Shape Up or Lose Out
If you ask Mark Tibergien, a principal at Moss Adams who consults to many advisors and is the lead author of the annual FPA Compensation & Staffing Study, "wirehouses are a threat to advisors because of their marketing muscle and market presence, and any shift in their positioning as wealth advisors or financial planners does confuse the market." Wirehouses are not the only ones pushing advisors, either, points out Tibergien, who also writes a monthly column for Investment Advisor (this month on page 49). "Banks, CPA firms, law firms, and property and casualty insurance agencies have all entered into the traditional independent market," he says, and "all this noise can be very distracting." Tibergien sees the main challenge to advisors not in forestalling the loss of clients to these alternate channels, but in being able to let clients know that advisors are out there to help them–"getting opportunities to tell their stories."
Wirehouses, he says, have not come to the local level where most advisors draw most of their business. If advisors focus on that local level, "actively improving their visibility in the market," they will reach more potential clients and need to worry less about competition in any form. He has some suggestions as to how advisors can fend off competition from wirehouses and others (see "Advisor, Know Thyself" sidebar on page 90).

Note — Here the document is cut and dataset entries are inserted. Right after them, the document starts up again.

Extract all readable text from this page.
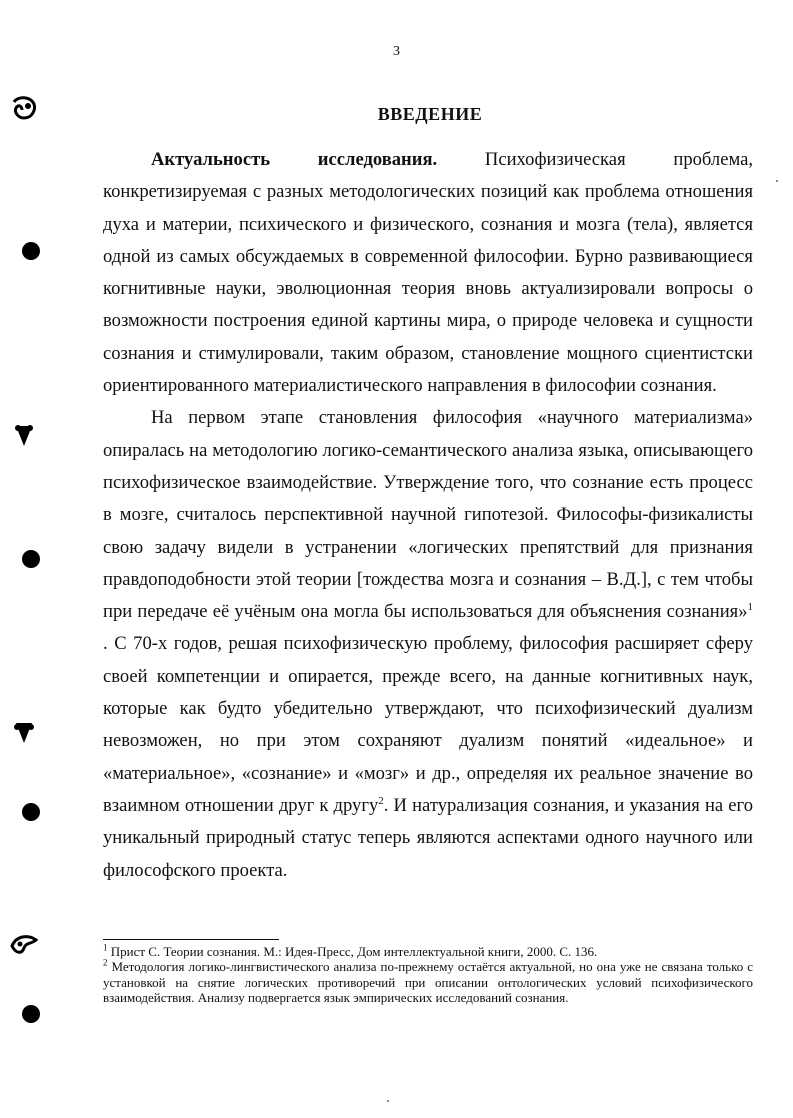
3
ВВЕДЕНИЕ

Актуальность исследования. Психофизическая проблема, конкретизируемая с разных методологических позиций как проблема отношения духа и материи, психического и физического, сознания и мозга (тела), является одной из самых обсуждаемых в современной философии. Бурно развивающиеся когнитивные науки, эволюционная теория вновь актуализировали вопросы о возможности построения единой картины мира, о природе человека и сущности сознания и стимулировали, таким образом, становление мощного сциентистски ориентированного материалистического направления в философии сознания.

На первом этапе становления философия «научного материализма» опиралась на методологию логико-семантического анализа языка, описывающего психофизическое взаимодействие. Утверждение того, что сознание есть процесс в мозге, считалось перспективной научной гипотезой. Философы-физикалисты свою задачу видели в устранении «логических препятствий для признания правдоподобности этой теории [тождества мозга и сознания – В.Д.], с тем чтобы при передаче её учёным она могла бы использоваться для объяснения сознания»$^1$ . С 70-х годов, решая психофизическую проблему, философия расширяет сферу своей компетенции и опирается, прежде всего, на данные когнитивных наук, которые как будто убедительно утверждают, что психофизический дуализм невозможен, но при этом сохраняют дуализм понятий «идеальное» и «материальное», «сознание» и «мозг» и др., определяя их реальное значение во взаимном отношении друг к другу$^2$. И натурализация сознания, и указания на его уникальный природный статус теперь являются аспектами одного научного или философского проекта.

$^1$ Прист С. Теории сознания. М.: Идея-Пресс, Дом интеллектуальной книги, 2000. С. 136.

$^2$ Методология логико-лингвистического анализа по-прежнему остаётся актуальной, но она уже не связана только с установкой на снятие логических противоречий при описании онтологических условий психофизического взаимодействия. Анализу подвергается язык эмпирических исследований сознания.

"My experience in doing strategic planning for advisors," says Tibergien, "is that they often are reluctant to admit they have competition. Their perception is that nobody does business like they do, therefore they have no competition. But if this were true, they would have all of the clients in their community. Competition has always been real; now it's becoming more formidable, but it's not a time for panic."
A Back-Door Drain
Palaveev offers a different take on how the wirehouses are providing competition to the independent financial advisor. "For years," says Palaveev, "wirehouses have been the primary source of independent advisors." The independents were essentially created by people leaving wirehouses to set up their own practices, he points out. "If that flow were to stop, the independent industry has no mechanism to replenish itself."

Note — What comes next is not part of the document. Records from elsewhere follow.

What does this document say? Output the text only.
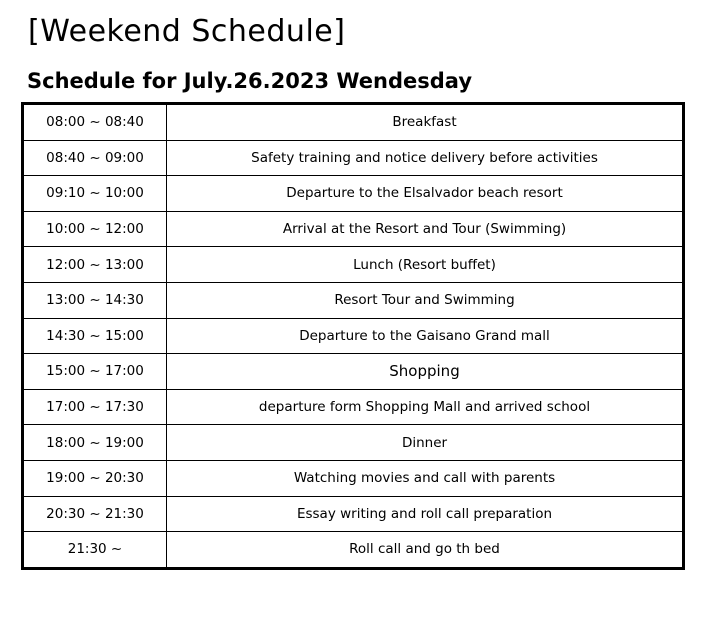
[Weekend Schedule]
Schedule for July.26.2023 Wendesday
08:00 ~ 08:40	Breakfast
08:40 ~ 09:00	Safety training and notice delivery before activities
09:10 ~ 10:00	Departure to the Elsalvador beach resort
10:00 ~ 12:00	Arrival at the Resort and Tour (Swimming)
12:00 ~ 13:00	Lunch (Resort buffet)
13:00 ~ 14:30	Resort Tour and Swimming
14:30 ~ 15:00	Departure to the Gaisano Grand mall
15:00 ~ 17:00	Shopping
17:00 ~ 17:30	departure form Shopping Mall and arrived school
18:00 ~ 19:00	Dinner
19:00 ~ 20:30	Watching movies and call with parents
20:30 ~ 21:30	Essay writing and roll call preparation
21:30 ~	Roll call and go th bed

The independents, says Palaveev, have not generally been challenged to find new clients at the moment, even in the current tough market. In 2001 and 2002, he says, independents offering fee-based investment services have increased their average revenue about 5%, despite the markets' poor performance during those years. On the other hand, advisors who focus on transaction relationships have suffered a decline. "To me," says Palaveev, "that suggests a movement of clients from transaction- to fee-based relationships. That applies to both independents and wirehouses."